Потрясенный благородством инспектора ГАИ, Эдуард не испытывал судьбу до самого универмага, а когда приехал с бабушкой к магазину, его осенило. Он поставил машину прямо под знаком «Стоянка запрещена» и, взяв бабушку под руку, торжественно ввел ее в лучший в городе торговый центр.

Знак разрешал остановку любого транспорта не более чем на пять минут, а в магазине они пробыли минут сорок. Эдуард загонял продавцов, заставляя их выкатывать из подсобки и включать один телевизор за другим. Он был придирчив и взыскателен. То ему не нравился оттенок светящегося экрана, то тембр звучания, то неудовлетворительный предел качества настройки, а то и просто едва видимая царапина на полировке. Продавщицы ему не перечили: эмблема такси на фуражке авторитетно свидетельствовала о хваткой бывалости этого человека. Бабушка жалась рядом с ним и за все долгое время закупочного процесса не проронила ни слова. А когда наконец Эдуард выбрал телевизор, продавцы облегченно вздохнули.

Одной рукой оберегая старуху от толчеи, другой уцепив запакованный приемник второго класса, Баранчук наконец-то выбрался на улицу и торжествующе улыбнулся. У его машины стоял милиционер явно агрессивного вида.

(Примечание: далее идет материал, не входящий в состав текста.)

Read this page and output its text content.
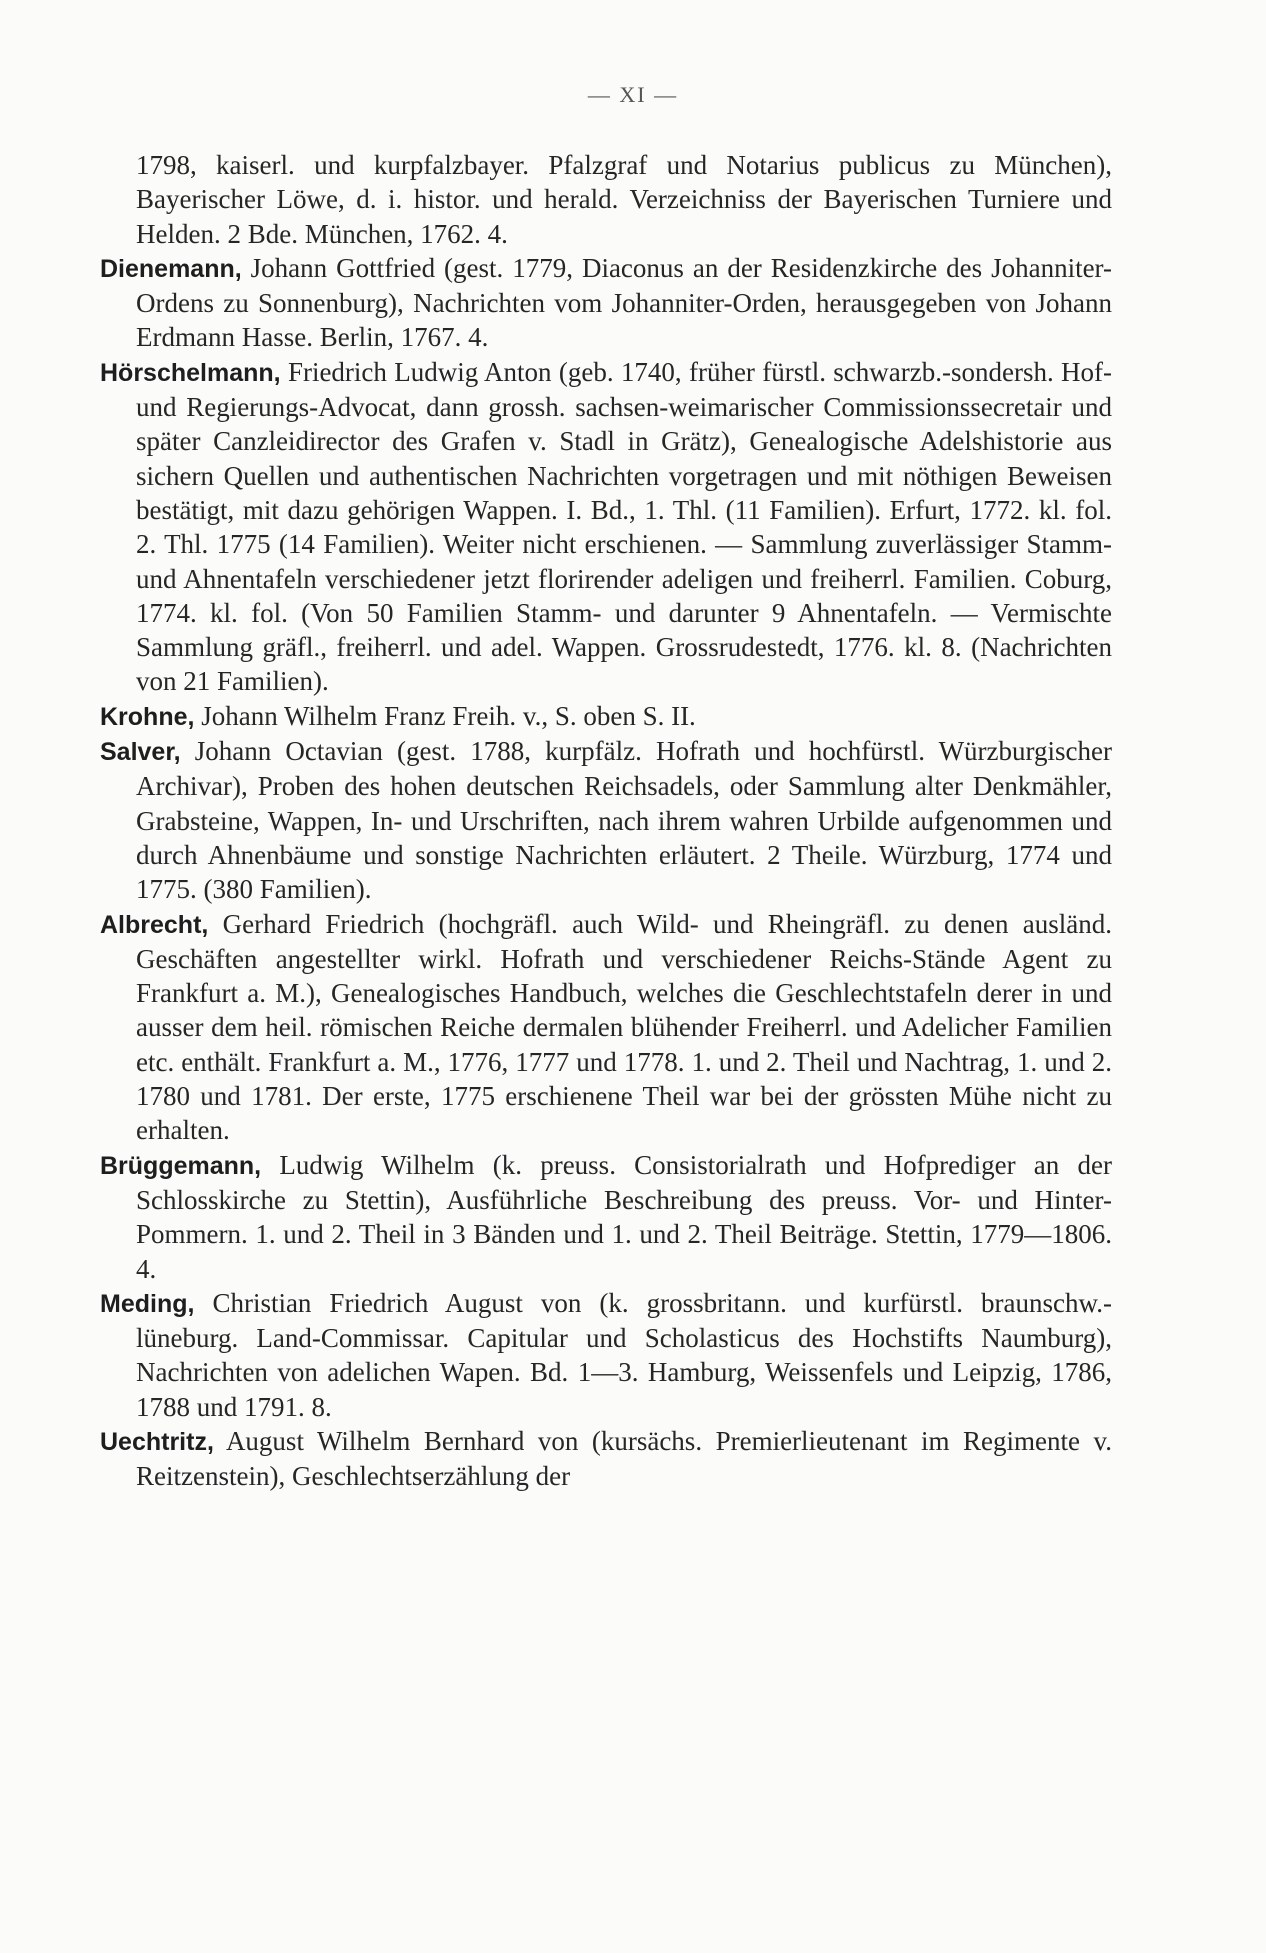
— XI —

1798, kaiserl. und kurpfalzbayer. Pfalzgraf und Notarius publicus zu München), Bayerischer Löwe, d. i. histor. und herald. Verzeichniss der Bayerischen Turniere und Helden. 2 Bde. München, 1762. 4.

Dienemann, Johann Gottfried (gest. 1779, Diaconus an der Residenzkirche des Johanniter-Ordens zu Sonnenburg), Nachrichten vom Johanniter-Orden, herausgegeben von Johann Erdmann Hasse. Berlin, 1767. 4.

Hörschelmann, Friedrich Ludwig Anton (geb. 1740, früher fürstl. schwarzb.-sondersh. Hof- und Regierungs-Advocat, dann grossh. sachsen-weimarischer Commissionssecretair und später Canzleidirector des Grafen v. Stadl in Grätz), Genealogische Adelshistorie aus sichern Quellen und authentischen Nachrichten vorgetragen und mit nöthigen Beweisen bestätigt, mit dazu gehörigen Wappen. I. Bd., 1. Thl. (11 Familien). Erfurt, 1772. kl. fol. 2. Thl. 1775 (14 Familien). Weiter nicht erschienen. — Sammlung zuverlässiger Stamm- und Ahnentafeln verschiedener jetzt florirender adeligen und freiherrl. Familien. Coburg, 1774. kl. fol. (Von 50 Familien Stamm- und darunter 9 Ahnentafeln. — Vermischte Sammlung gräfl., freiherrl. und adel. Wappen. Grossrudestedt, 1776. kl. 8. (Nachrichten von 21 Familien).

Krohne, Johann Wilhelm Franz Freih. v., S. oben S. II.

Salver, Johann Octavian (gest. 1788, kurpfälz. Hofrath und hochfürstl. Würzburgischer Archivar), Proben des hohen deutschen Reichsadels, oder Sammlung alter Denkmähler, Grabsteine, Wappen, In- und Urschriften, nach ihrem wahren Urbilde aufgenommen und durch Ahnenbäume und sonstige Nachrichten erläutert. 2 Theile. Würzburg, 1774 und 1775. (380 Familien).

Albrecht, Gerhard Friedrich (hochgräfl. auch Wild- und Rheingräfl. zu denen ausländ. Geschäften angestellter wirkl. Hofrath und verschiedener Reichs-Stände Agent zu Frankfurt a. M.), Genealogisches Handbuch, welches die Geschlechtstafeln derer in und ausser dem heil. römischen Reiche dermalen blühender Freiherrl. und Adelicher Familien etc. enthält. Frankfurt a. M., 1776, 1777 und 1778. 1. und 2. Theil und Nachtrag, 1. und 2. 1780 und 1781. Der erste, 1775 erschienene Theil war bei der grössten Mühe nicht zu erhalten.

Brüggemann, Ludwig Wilhelm (k. preuss. Consistorialrath und Hofprediger an der Schlosskirche zu Stettin), Ausführliche Beschreibung des preuss. Vor- und Hinter-Pommern. 1. und 2. Theil in 3 Bänden und 1. und 2. Theil Beiträge. Stettin, 1779—1806. 4.

Meding, Christian Friedrich August von (k. grossbritann. und kurfürstl. braunschw.-lüneburg. Land-Commissar. Capitular und Scholasticus des Hochstifts Naumburg), Nachrichten von adelichen Wapen. Bd. 1—3. Hamburg, Weissenfels und Leipzig, 1786, 1788 und 1791. 8.

Uechtritz, August Wilhelm Bernhard von (kursächs. Premierlieutenant im Regimente v. Reitzenstein), Geschlechtserzählung der
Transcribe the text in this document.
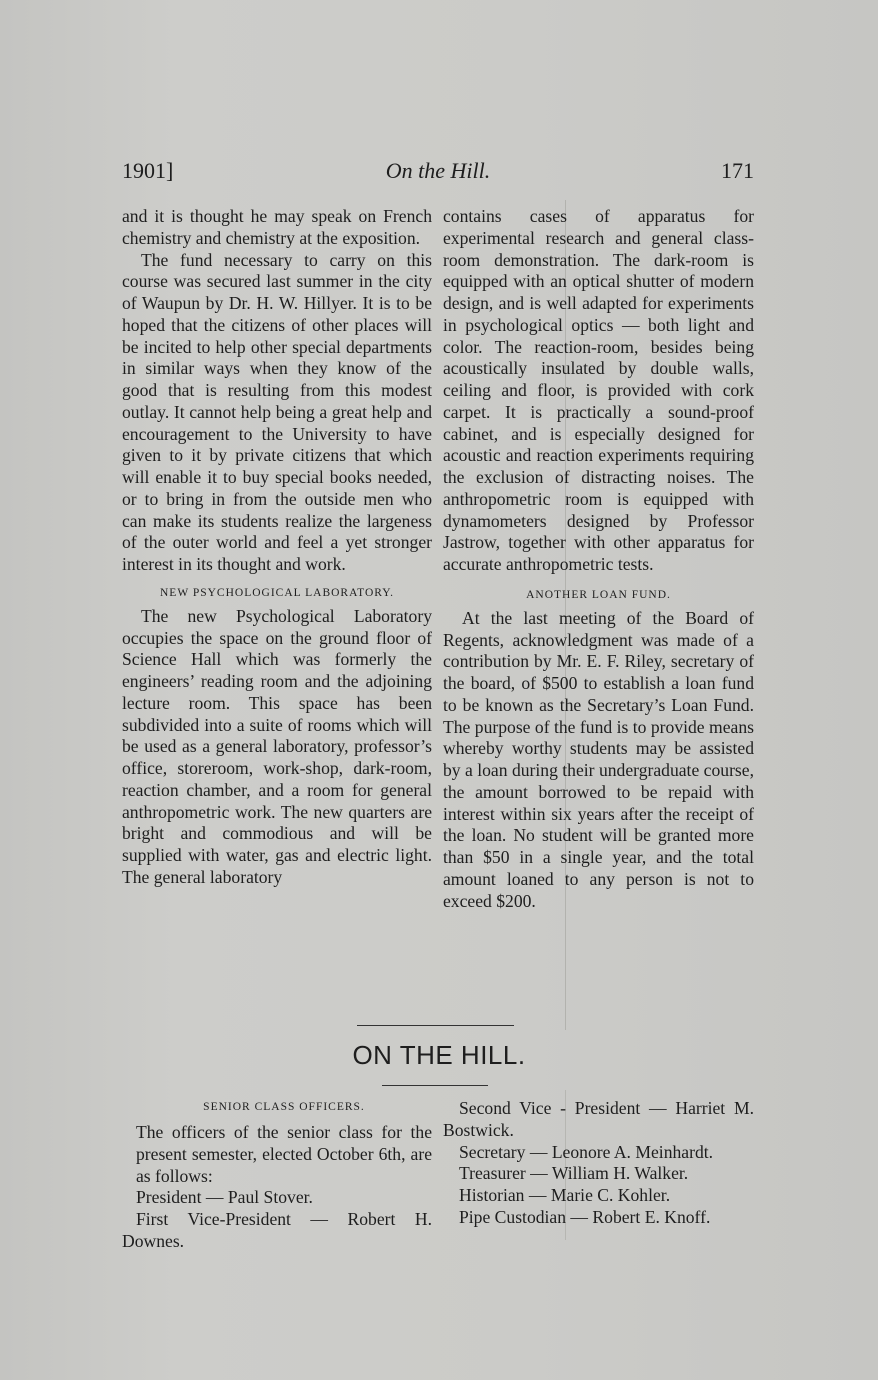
On the Hill.
1901]	171

and it is thought he may speak on French chemistry and chemistry at the exposition.

The fund necessary to carry on this course was secured last summer in the city of Waupun by Dr. H. W. Hillyer. It is to be hoped that the citizens of other places will be incited to help other special departments in similar ways when they know of the good that is resulting from this modest outlay. It cannot help being a great help and encouragement to the University to have given to it by private citizens that which will enable it to buy special books needed, or to bring in from the outside men who can make its students realize the largeness of the outer world and feel a yet stronger interest in its thought and work.

NEW PSYCHOLOGICAL LABORATORY.

The new Psychological Laboratory occupies the space on the ground floor of Science Hall which was formerly the engineers’ reading room and the adjoining lecture room. This space has been subdivided into a suite of rooms which will be used as a general laboratory, professor’s office, storeroom, work-shop, dark-room, reaction chamber, and a room for general anthropometric work. The new quarters are bright and commodious and will be supplied with water, gas and electric light. The general laboratory

contains cases of apparatus for experimental research and general class-room demonstration. The dark-room is equipped with an optical shutter of modern design, and is well adapted for experiments in psychological optics — both light and color. The reaction-room, besides being acoustically insulated by double walls, ceiling and floor, is provided with cork carpet. It is practically a sound-proof cabinet, and is especially designed for acoustic and reaction experiments requiring the exclusion of distracting noises. The anthropometric room is equipped with dynamometers designed by Professor Jastrow, together with other apparatus for accurate anthropometric tests.

ANOTHER LOAN FUND.

At the last meeting of the Board of Regents, acknowledgment was made of a contribution by Mr. E. F. Riley, secretary of the board, of $500 to establish a loan fund to be known as the Secretary’s Loan Fund. The purpose of the fund is to provide means whereby worthy students may be assisted by a loan during their undergraduate course, the amount borrowed to be repaid with interest within six years after the receipt of the loan. No student will be granted more than $50 in a single year, and the total amount loaned to any person is not to exceed $200.

ON THE HILL.
SENIOR CLASS OFFICERS.

The officers of the senior class for the present semester, elected October 6th, are as follows:

President — Paul Stover.

First Vice-President — Robert H. Downes.

Second Vice - President — Harriet M. Bostwick.

Secretary — Leonore A. Meinhardt.

Treasurer — William H. Walker.

Historian — Marie C. Kohler.

Pipe Custodian — Robert E. Knoff.
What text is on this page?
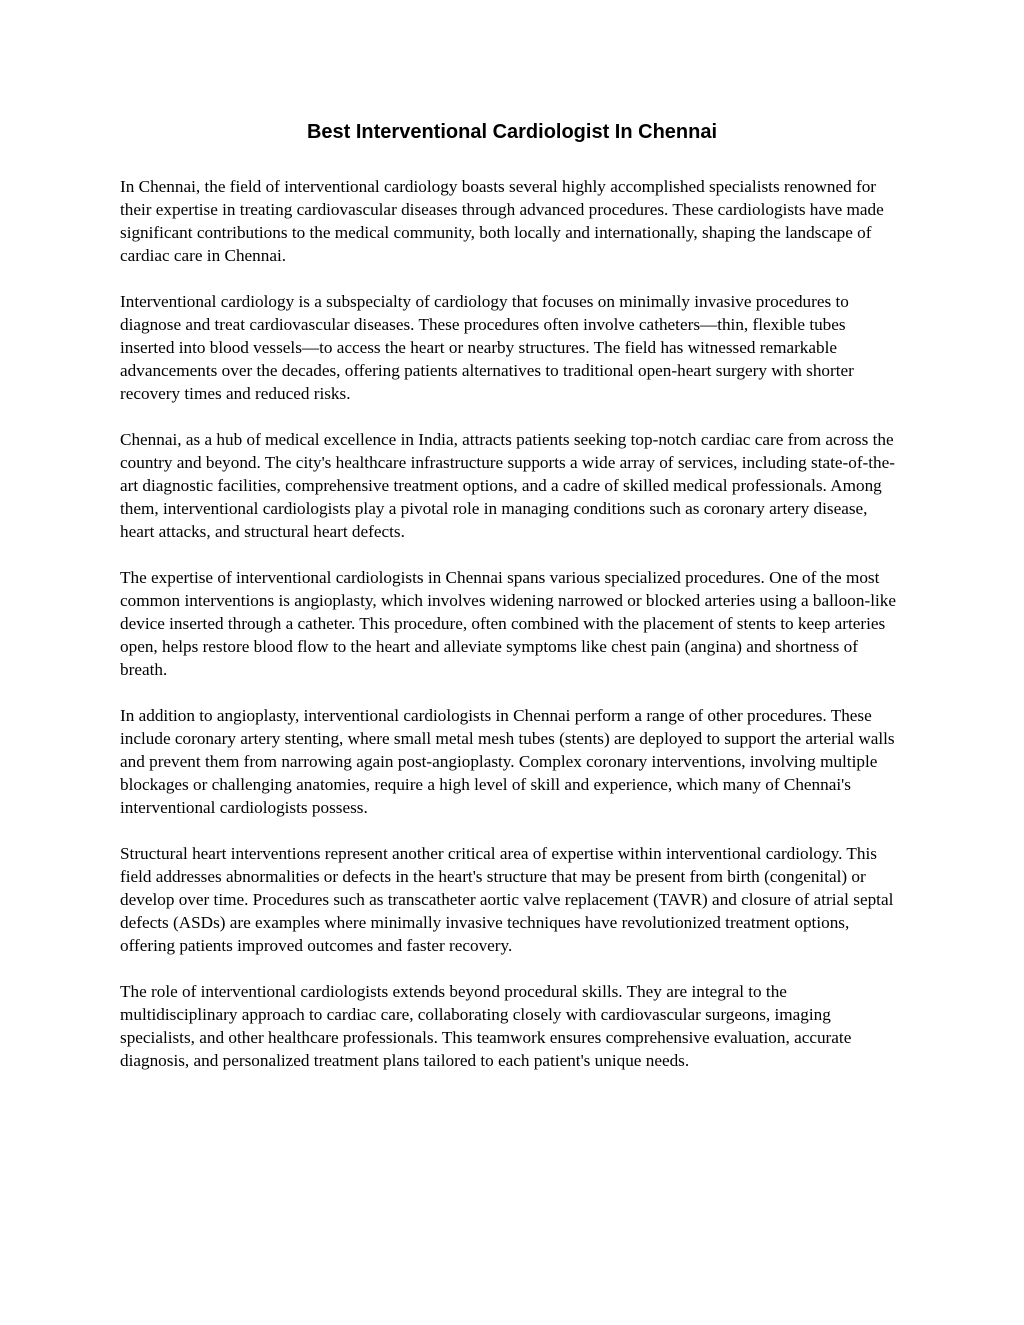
Best Interventional Cardiologist In Chennai

In Chennai, the field of interventional cardiology boasts several highly accomplished specialists renowned for their expertise in treating cardiovascular diseases through advanced procedures. These cardiologists have made significant contributions to the medical community, both locally and internationally, shaping the landscape of cardiac care in Chennai.

Interventional cardiology is a subspecialty of cardiology that focuses on minimally invasive procedures to diagnose and treat cardiovascular diseases. These procedures often involve catheters—thin, flexible tubes inserted into blood vessels—to access the heart or nearby structures. The field has witnessed remarkable advancements over the decades, offering patients alternatives to traditional open-heart surgery with shorter recovery times and reduced risks.

Chennai, as a hub of medical excellence in India, attracts patients seeking top-notch cardiac care from across the country and beyond. The city's healthcare infrastructure supports a wide array of services, including state-of-the-art diagnostic facilities, comprehensive treatment options, and a cadre of skilled medical professionals. Among them, interventional cardiologists play a pivotal role in managing conditions such as coronary artery disease, heart attacks, and structural heart defects.

The expertise of interventional cardiologists in Chennai spans various specialized procedures. One of the most common interventions is angioplasty, which involves widening narrowed or blocked arteries using a balloon-like device inserted through a catheter. This procedure, often combined with the placement of stents to keep arteries open, helps restore blood flow to the heart and alleviate symptoms like chest pain (angina) and shortness of breath.

In addition to angioplasty, interventional cardiologists in Chennai perform a range of other procedures. These include coronary artery stenting, where small metal mesh tubes (stents) are deployed to support the arterial walls and prevent them from narrowing again post-angioplasty. Complex coronary interventions, involving multiple blockages or challenging anatomies, require a high level of skill and experience, which many of Chennai's interventional cardiologists possess.

Structural heart interventions represent another critical area of expertise within interventional cardiology. This field addresses abnormalities or defects in the heart's structure that may be present from birth (congenital) or develop over time. Procedures such as transcatheter aortic valve replacement (TAVR) and closure of atrial septal defects (ASDs) are examples where minimally invasive techniques have revolutionized treatment options, offering patients improved outcomes and faster recovery.

The role of interventional cardiologists extends beyond procedural skills. They are integral to the multidisciplinary approach to cardiac care, collaborating closely with cardiovascular surgeons, imaging specialists, and other healthcare professionals. This teamwork ensures comprehensive evaluation, accurate diagnosis, and personalized treatment plans tailored to each patient's unique needs.
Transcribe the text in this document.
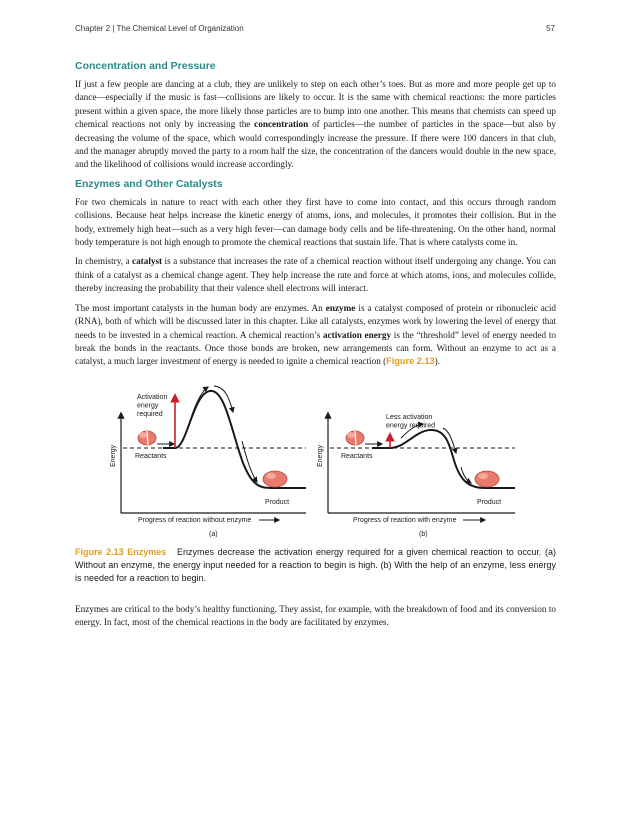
Chapter 2 | The Chemical Level of Organization	57
Concentration and Pressure

If just a few people are dancing at a club, they are unlikely to step on each other’s toes. But as more and more people get up to dance—especially if the music is fast—collisions are likely to occur. It is the same with chemical reactions: the more particles present within a given space, the more likely those particles are to bump into one another. This means that chemists can speed up chemical reactions not only by increasing the concentration of particles—the number of particles in the space—but also by decreasing the volume of the space, which would correspondingly increase the pressure. If there were 100 dancers in that club, and the manager abruptly moved the party to a room half the size, the concentration of the dancers would double in the new space, and the likelihood of collisions would increase accordingly.

Enzymes and Other Catalysts

For two chemicals in nature to react with each other they first have to come into contact, and this occurs through random collisions. Because heat helps increase the kinetic energy of atoms, ions, and molecules, it promotes their collision. But in the body, extremely high heat—such as a very high fever—can damage body cells and be life-threatening. On the other hand, normal body temperature is not high enough to promote the chemical reactions that sustain life. That is where catalysts come in.

In chemistry, a catalyst is a substance that increases the rate of a chemical reaction without itself undergoing any change. You can think of a catalyst as a chemical change agent. They help increase the rate and force at which atoms, ions, and molecules collide, thereby increasing the probability that their valence shell electrons will interact.

The most important catalysts in the human body are enzymes. An enzyme is a catalyst composed of protein or ribonucleic acid (RNA), both of which will be discussed later in this chapter. Like all catalysts, enzymes work by lowering the level of energy that needs to be invested in a chemical reaction. A chemical reaction’s activation energy is the “threshold” level of energy needed to break the bonds in the reactants. Once those bonds are broken, new arrangements can form. Without an enzyme to act as a catalyst, a much larger investment of energy is needed to ignite a chemical reaction (Figure 2.13).

Activation energy required
Reactants
Product
Energy
Progress of reaction without enzyme
(a)
Less activation energy required
Reactants
Product
Energy
Progress of reaction with enzyme
(b)

Figure 2.13 Enzymes Enzymes decrease the activation energy required for a given chemical reaction to occur. (a) Without an enzyme, the energy input needed for a reaction to begin is high. (b) With the help of an enzyme, less energy is needed for a reaction to begin.

Enzymes are critical to the body’s healthy functioning. They assist, for example, with the breakdown of food and its conversion to energy. In fact, most of the chemical reactions in the body are facilitated by enzymes.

— Машина ваша, товарищ водитель? — зловеще спросил он. Вопрос по-прежнему строился риторически.

Баранчук хотел уже было слегка нагрубить, но опыт подсказал, что это могло быть излишним. Потому он изобразил на лице испуг и пролепетал:

— Моя.

Инспектор с гневной горечью улыбнулся.

— Я уже и уходил, — сообщил он, — потом вернулся. Сейчас хотел опять уйти, но нет, думаю, дождусь, посмотрю, кто ж это. Вот он, собственной персоной.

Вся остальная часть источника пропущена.